Manolo steckt wütend die Hände in die Taschen und blickt um sich. Er ist fest entschlossen, an genau dieser Stelle auf Marga zu warten, und wenn sie die ganze Nacht braucht. So leicht gibt er sich nicht geschlagen. Er wird sich doch von so einer dämlichen Göre nicht vorschreiben lassen, ob er mit ihr geht oder nicht. So weit kommt’s noch!
Unter wippenden Köpfen und schwitzenden Paaren glaubt er, Carmens üppige Lockenmähne zu erkennen. Das ist ein Vollblutweib! Sie knutscht mit einem blonden Kerl, der knapp zwei Meter groß sein dürfte, denn er hängt halb über ihr und ist trotzdem noch zu lang. Sole, hinreißend wie immer, aber mit dieser eisigen Ausstrahlung, die Manolo erbost, unterhält sich am Tresen mit einem Typen, der aussieht wie ein Manager auf Urlaub. Zu ihrer Linken, hinter einer Säule verborgen, streiten sich der Direktor und seine Frau noch immer und bekommen von dem, was sich um sie herum abspielt, nichts mit. Don Javier und Doña Marisa sind wahrscheinlich mit den übrigen Mädchen beim Tanzen.
Da geht Candela an ihm vorbei in Richtung Toilette. Manolo packt sie am Arm und nähert sich ihrem Ohr, um sich verständlich zu machen. Sie weicht zurück, angewidert von seinem Mundgeruch nach Rum und Ducados.

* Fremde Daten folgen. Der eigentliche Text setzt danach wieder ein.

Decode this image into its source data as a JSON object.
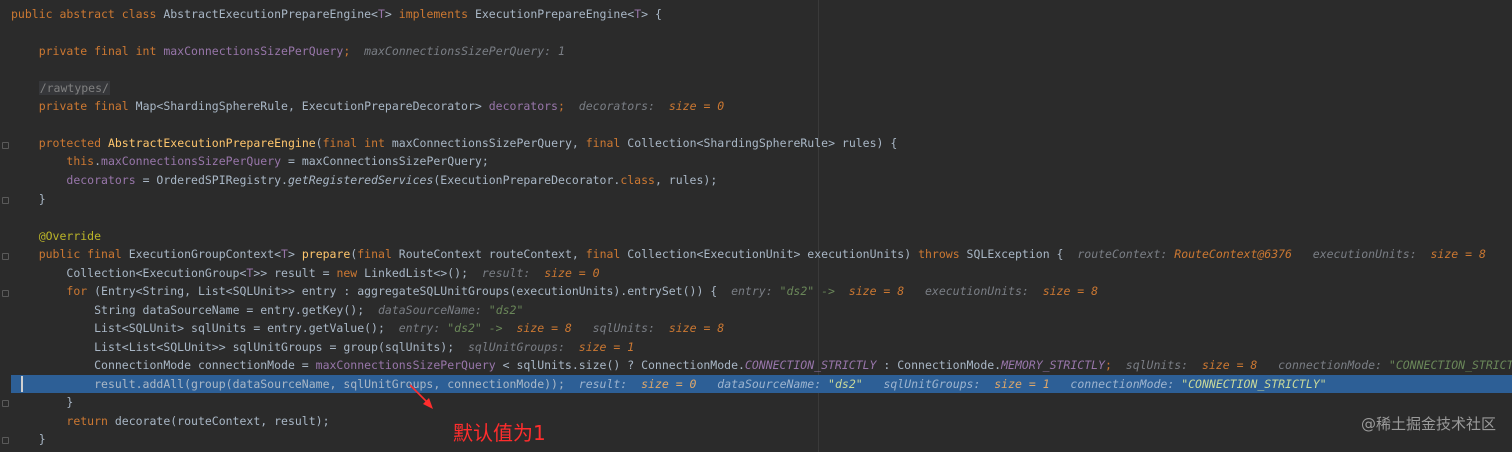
{
  "code": {
    "l1": {
      "a": "public abstract class ",
      "b": "AbstractExecutionPrepareEngine<",
      "c": "T",
      "d": "> ",
      "e": "implements ",
      "f": "ExecutionPrepareEngine<",
      "g": "T",
      "h": "> {"
    },
    "l2": {
      "a": "private final int ",
      "b": "maxConnectionsSizePerQuery",
      "c": ";",
      "h1": "maxConnectionsSizePerQuery: 1"
    },
    "l3": {
      "a": "/rawtypes/"
    },
    "l4": {
      "a": "private final ",
      "b": "Map<ShardingSphereRule, ExecutionPrepareDecorator> ",
      "c": "decorators",
      ";": ";",
      "h1": "decorators: ",
      "h2": "size = 0"
    },
    "l5": {
      "a": "protected ",
      "b": "AbstractExecutionPrepareEngine",
      "c": "(",
      "d": "final int ",
      "e": "maxConnectionsSizePerQuery, ",
      "f": "final ",
      "g": "Collection<ShardingSphereRule> rules) {"
    },
    "l6": {
      "a": "this",
      ".": ".",
      "b": "maxConnectionsSizePerQuery",
      " ": " = maxConnectionsSizePerQuery;"
    },
    "l7": {
      "a": "decorators",
      " ": " = OrderedSPIRegistry.",
      "b": "getRegisteredServices",
      "c": "(ExecutionPrepareDecorator.",
      "d": "class",
      ",": ", rules);"
    },
    "l8": {
      "a": "}"
    },
    "l9": {
      "a": "@Override"
    },
    "l10": {
      "a": "public final ",
      "b": "ExecutionGroupContext<",
      "c": "T",
      "d": "> ",
      "e": "prepare",
      "f": "(",
      "g": "final ",
      "h": "RouteContext routeContext, ",
      "i": "final ",
      "j": "Collection<ExecutionUnit> executionUnits) ",
      "k": "throws ",
      "l": "SQLException {",
      "h1": "routeContext: ",
      "h2": "RouteContext@6376",
      "h3": "executionUnits: ",
      "h4": "size = 8"
    },
    "l11": {
      "a": "Collection<ExecutionGroup<",
      "b": "T",
      ">>": ">> result = ",
      "c": "new ",
      "d": "LinkedList<>();",
      "h1": "result: ",
      "h2": "size = 0"
    },
    "l12": {
      "a": "for ",
      "b": "(Entry<String, List<SQLUnit>> entry : aggregateSQLUnitGroups(executionUnits).entrySet()) {",
      "h1": "entry: ",
      "h2": "\"ds2\" -> ",
      "h3": "size = 8",
      "h4": "executionUnits: ",
      "h5": "size = 8"
    },
    "l13": {
      "a": "String dataSourceName = entry.getKey();",
      "h1": "dataSourceName: ",
      "h2": "\"ds2\""
    },
    "l14": {
      "a": "List<SQLUnit> sqlUnits = entry.getValue();",
      "h1": "entry: ",
      "h2": "\"ds2\" -> ",
      "h3": "size = 8",
      "h4": "sqlUnits: ",
      "h5": "size = 8"
    },
    "l15": {
      "a": "List<List<SQLUnit>> sqlUnitGroups = group(sqlUnits);",
      "h1": "sqlUnitGroups: ",
      "h2": "size = 1"
    },
    "l16": {
      "a": "ConnectionMode connectionMode = ",
      "b": "maxConnectionsSizePerQuery",
      " ": " < sqlUnits.size() ? ConnectionMode.",
      "c": "CONNECTION_STRICTLY",
      "d": " : ConnectionMode.",
      "e": "MEMORY_STRICTLY",
      ";": ";",
      "h1": "sqlUnits: ",
      "h2": "size = 8",
      "h3": "connectionMode: ",
      "h4": "\"CONNECTION_STRICTLY\""
    },
    "l17": {
      "a": "result.addAll(group(dataSourceName, sqlUnitGroups, connectionMode));",
      "h1": "result: ",
      "h2": "size = 0",
      "h3": "dataSourceName: ",
      "h4": "\"ds2\"",
      "h5": "sqlUnitGroups: ",
      "h6": "size = 1",
      "h7": "connectionMode: ",
      "h8": "\"CONNECTION_STRICTLY\""
    },
    "l18": {
      "a": "}"
    },
    "l19": {
      "a": "return ",
      "b": "decorate(routeContext, result);"
    },
    "l20": {
      "a": "}"
    }
  },
  "annotation": "默认值为1",
  "watermark": "@稀土掘金技术社区",
  "colors": {
    "background": "#2b2b2b",
    "execution_line": "#2d5f96",
    "keyword": "#cc7832",
    "field": "#9876aa",
    "method": "#ffc66d",
    "string": "#6a8759",
    "annotation_text": "#ff2d2d"
  }
}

»Deine Freundin Marga ist seit einer Ewigkeit da drin. Sag ihr, wenn sie jetzt gleich rauskommt, verzeihe ich ihr, und alles ist vergessen.«
»Du verzeihst ihr? Du? Was hat sie dir denn getan?« Manolo verabscheut dieses hochnäsige Grinsen, das Candela so gut beherrscht, aber wenn sie ihm helfen soll, wird er sich ein wenig zusammennehmen müssen.

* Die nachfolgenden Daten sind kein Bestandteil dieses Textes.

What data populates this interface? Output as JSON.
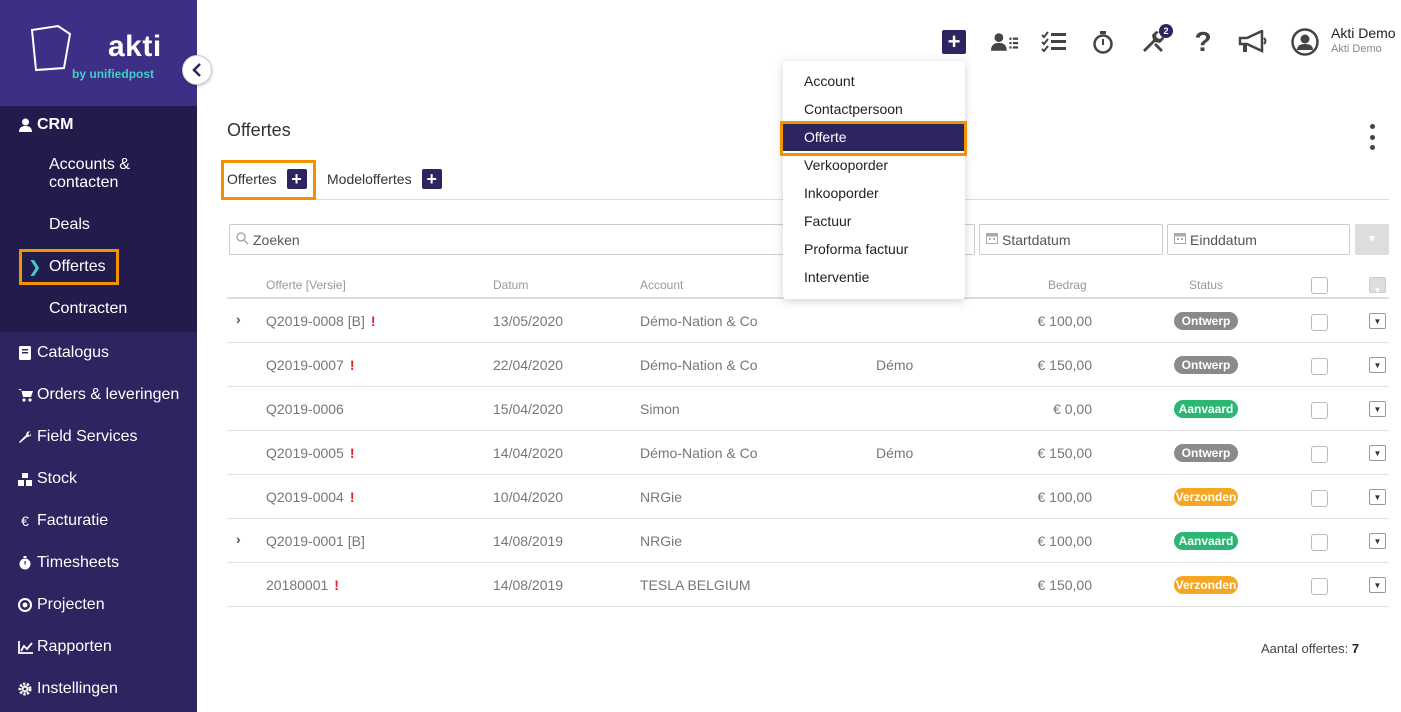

»Sie hat gesagt, sie will mit mir Schluss machen, aber ganz bestimmt meint sie es nicht so. Sie schmollt nur.«
»Marga ist erwachsener als du, Manolito. Sie liebt dich nun mal nicht, kapiert? Sie hat dich nie geliebt.«
»Und woher willst du das wissen?«
»Weil Freundinnen sich solche Dinge erzählen. Also, du weißt Bescheid … Mach dich vom Acker!«
Candela reißt sich heftig los und verschwindet ebenfalls in der Toilette. Schnaubend verlässt Manolo den Flur, schlängelt sich zwischen den Paaren hindurch und hält Ausschau nach jemandem, mit dem er einen Cuba Libre trinken könnte, während er bereits Rachepläne zu schmieden beginnt und, fast ohne es selbst zu merken, vor sich hin murmelt: »Das lasse ich mir nicht bieten, das lasse ich mir nicht bieten.«
Mati sieht ihn vorbeigehen und ahnt, was geschehen ist, denn obwohl sie nicht verstehen konnte, was Marga sagte, war die Situation aus der Gestik leicht zu erraten. Der Tollpatsch, mit dem sie tanzt, blond und rot wie eine gekochte Krabbe, zieht sie etwas fester an sich, und sie lässt ihn gewähren, während sie darüber nachdenkt, wie sie ihr Wissen nutzen könnte. Sie würde Manolo gern in ein kleines Gespräch verwickeln, vielleicht indem sie vorgibt, sich Sorgen um Marga zu machen, und dem armen Trottel stecken, dass seine Freundin auf Frauen steht. Sie ist sicher, dass ihm diese Idee noch nie gekommen ist, trotz der Pornohefte, die er gelegentlich kauft und heimlich in der Schultasche herumträgt, um sie seinen Freunden zu zeigen und mit seinen Kontakten zu prahlen.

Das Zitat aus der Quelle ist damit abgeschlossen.